Софир уселся к ней на постель.
— Я все думал — кто из них?
— Какое совпадение! — вставила она. — Я тоже.
— Не солдат.
— Явно.
— Не сержант.
— Может быть, эти двое — Гальен с Аббаной? — предположила Ингалора. — Глупы, разочарованы в жизни и мечтают совершить что-нибудь исключительное.
— Да, это мне в голову приходило, но... — Софир вздохнул. — Не они.
— Почему?
— Глупы.
— Превосходное качество для людей, избранных орудиями преступления.
— Слишком глупы, — подчеркнул Софир. — Будь я герцогом, я не доверил бы им и кухонного ножа. Странно, что их произвели в сержанты.
— А, об этом я знаю! — обрадовалась Ингалора — Было распоряжение самого Ларренса — давать сержантские звания людям, умеющим читать и писать. И приставлять к ним опытных вояк, дабы те руководили.
— Оставим в стороне подробности воинского быта, — последние два слова Софир произнес, брезгливо искривив губы, — и вернемся к основному. Так вот, будь я заговорщиком номер один, я нипочем не доверился бы этим болванам. Они со своим тщеславием непременно все испортят. Нет, герцогу потребовался некто иной. Некто, купленный со всеми потрохами, человек без прошлого и настоящего. Господин Никто.
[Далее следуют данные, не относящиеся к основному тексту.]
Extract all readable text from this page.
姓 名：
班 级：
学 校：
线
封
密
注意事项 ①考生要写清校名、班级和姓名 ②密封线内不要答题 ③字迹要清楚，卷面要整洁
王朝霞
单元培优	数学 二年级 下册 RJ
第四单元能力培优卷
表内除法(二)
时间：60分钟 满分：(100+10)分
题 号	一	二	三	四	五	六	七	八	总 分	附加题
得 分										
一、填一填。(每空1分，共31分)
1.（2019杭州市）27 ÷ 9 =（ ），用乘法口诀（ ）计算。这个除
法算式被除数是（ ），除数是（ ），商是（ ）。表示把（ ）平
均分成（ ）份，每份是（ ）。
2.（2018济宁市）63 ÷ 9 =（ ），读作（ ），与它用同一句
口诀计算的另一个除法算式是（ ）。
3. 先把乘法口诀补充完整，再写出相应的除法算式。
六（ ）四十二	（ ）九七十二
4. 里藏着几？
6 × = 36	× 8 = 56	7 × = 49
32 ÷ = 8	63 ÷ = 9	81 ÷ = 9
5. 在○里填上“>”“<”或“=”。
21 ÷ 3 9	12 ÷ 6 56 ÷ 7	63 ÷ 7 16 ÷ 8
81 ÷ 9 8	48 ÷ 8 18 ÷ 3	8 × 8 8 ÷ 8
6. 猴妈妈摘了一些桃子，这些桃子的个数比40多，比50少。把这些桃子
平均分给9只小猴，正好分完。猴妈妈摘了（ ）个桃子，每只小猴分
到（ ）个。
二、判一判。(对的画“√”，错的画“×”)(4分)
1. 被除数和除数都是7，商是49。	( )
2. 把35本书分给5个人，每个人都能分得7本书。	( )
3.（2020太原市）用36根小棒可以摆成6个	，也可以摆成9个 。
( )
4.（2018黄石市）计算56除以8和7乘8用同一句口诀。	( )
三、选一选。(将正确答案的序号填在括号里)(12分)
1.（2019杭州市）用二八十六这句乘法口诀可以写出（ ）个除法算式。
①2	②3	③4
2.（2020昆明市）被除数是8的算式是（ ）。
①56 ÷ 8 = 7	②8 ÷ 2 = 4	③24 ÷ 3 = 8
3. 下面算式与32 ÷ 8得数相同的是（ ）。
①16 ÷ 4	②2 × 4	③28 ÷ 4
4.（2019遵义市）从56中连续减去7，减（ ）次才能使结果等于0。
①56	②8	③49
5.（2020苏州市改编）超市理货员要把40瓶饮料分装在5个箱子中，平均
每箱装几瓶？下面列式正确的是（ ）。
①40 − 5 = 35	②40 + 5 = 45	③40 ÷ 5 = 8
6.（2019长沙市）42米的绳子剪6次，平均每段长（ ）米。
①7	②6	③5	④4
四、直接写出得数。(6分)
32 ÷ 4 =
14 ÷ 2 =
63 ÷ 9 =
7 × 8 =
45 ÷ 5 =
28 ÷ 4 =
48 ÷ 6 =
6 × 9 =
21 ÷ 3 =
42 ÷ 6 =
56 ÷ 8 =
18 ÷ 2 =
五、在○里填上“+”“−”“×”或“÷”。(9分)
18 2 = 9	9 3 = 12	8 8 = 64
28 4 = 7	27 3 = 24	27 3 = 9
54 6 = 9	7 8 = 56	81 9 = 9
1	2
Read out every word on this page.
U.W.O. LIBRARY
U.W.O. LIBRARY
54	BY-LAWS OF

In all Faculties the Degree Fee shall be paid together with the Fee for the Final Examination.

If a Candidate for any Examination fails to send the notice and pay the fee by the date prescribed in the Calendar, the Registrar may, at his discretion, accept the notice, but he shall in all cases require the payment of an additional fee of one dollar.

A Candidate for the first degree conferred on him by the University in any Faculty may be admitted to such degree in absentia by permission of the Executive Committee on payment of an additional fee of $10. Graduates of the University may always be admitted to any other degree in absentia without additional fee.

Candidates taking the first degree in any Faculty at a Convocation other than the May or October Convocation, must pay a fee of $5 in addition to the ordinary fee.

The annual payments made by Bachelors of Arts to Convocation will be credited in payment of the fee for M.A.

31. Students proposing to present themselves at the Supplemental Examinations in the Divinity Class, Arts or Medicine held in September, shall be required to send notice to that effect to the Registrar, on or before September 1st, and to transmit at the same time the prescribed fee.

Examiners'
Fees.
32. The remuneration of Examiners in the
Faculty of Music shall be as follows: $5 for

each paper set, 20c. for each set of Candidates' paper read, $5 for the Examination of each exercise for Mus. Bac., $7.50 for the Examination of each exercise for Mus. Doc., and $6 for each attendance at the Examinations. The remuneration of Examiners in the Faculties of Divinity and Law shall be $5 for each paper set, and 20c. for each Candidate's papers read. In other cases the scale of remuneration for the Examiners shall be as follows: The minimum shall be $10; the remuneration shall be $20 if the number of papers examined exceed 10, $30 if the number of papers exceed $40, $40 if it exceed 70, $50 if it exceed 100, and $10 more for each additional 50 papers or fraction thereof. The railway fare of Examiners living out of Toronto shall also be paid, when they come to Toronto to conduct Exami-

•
— Некто Никто, — протянула Ингалора. — С крашеными волосами. Как ты думаешь, почему он их покрасил?
— Наверное, потому, что в противном случае они слишком бросались бы в глаза, — предположил Софир. — Могли бы случайно запомниться. Какие волосы запоминаются обычно?
— Рыжие, — сказала Ингалора. — Все остальное — более-менее в порядке вещей, но на рыжих почему-то обращают внимание.
— Давай на минуту допустим, что герцог нашел подходящего человека. Господина Никто. Идеальный убийца — кроме одного: цвета волос.
— Да, да, я уже все поняла, — нетерпеливо перебила Ингалора. — Незачем повторять одно и то же.
— Могла бы позволить мне насладиться торжеством, — обиделся Софир. — В конце концов, это ведь я разгадал преступника.
— Он еще не преступник.
— Попробуй его соблазнить, — сказал Софир и погладил Ингалору по волосам.
Она лязгнула в воздухе зубами, норовя укусить, и он поспешно отдернул руку.
* * *
Радихена знал, что превратился в другого человека. Если бы он увидел свое отражение, то вряд ли узнал бы его. Одно-единственное слово — «да» — выхватило его из прежнего хода жизни и единым махом переместило в новый. Все теперь происходило иначе.
Он так и не вернулся в поселок, на свое несчастливое место в бараке. Теперь он жил в герцогском замке и ровным счетом ничего не делал. Точнее — не работал. У него появилась нарядная одежда. Он привыкал носить её непринужденно. Когда Радихена набрался смелости и попросил у его сиятельства предоставить ему учителя, чтобы научиться читать и писать, таковой сразу же явился и приступил к работе.
Ему покрасили волосы в блекло-серый цвет. Ему дали длинный острый кинжал и поставили в его комнате мешок, набитый песком и утоптанным сеном. Каждое утро Радихена открывал глаза и видел чучело. И день начинался для него с тренировки: он подходил к чучелу и втыкал в него нож. Рука должна привыкнуть. Рука не должна дрогнуть.
План герцога был исключительно прост. Поскольку Талиессин часто бродит по улицам в компании нескольких приятелей и не стесняется ввязываться в дурацкие истории, Радихене следует затеять с ним ссору. Где угодно — в харчевне, на перекрестке. Поднять шум, учинить свалку — и в суматохе пырнуть принца ножом. После — затаиться где-нибудь в столице и выждать, чтобы получить достоверное известие о смерти Талиессина. И когда это произойдет, Радихена вернется в герцогство за обещанной наградой.
Иногда он думал: не обманет ли герцог, не убьет ли затем и убийцу — просто для того, чтобы скрыть все следы. Но тотчас начинал стыдиться этих мыслей. Вейенто не из тех, кто лжет. Немыслимо подходить с обычными мерками к аристократу такого происхождения — человеку более знатному, чем даже правящая королева!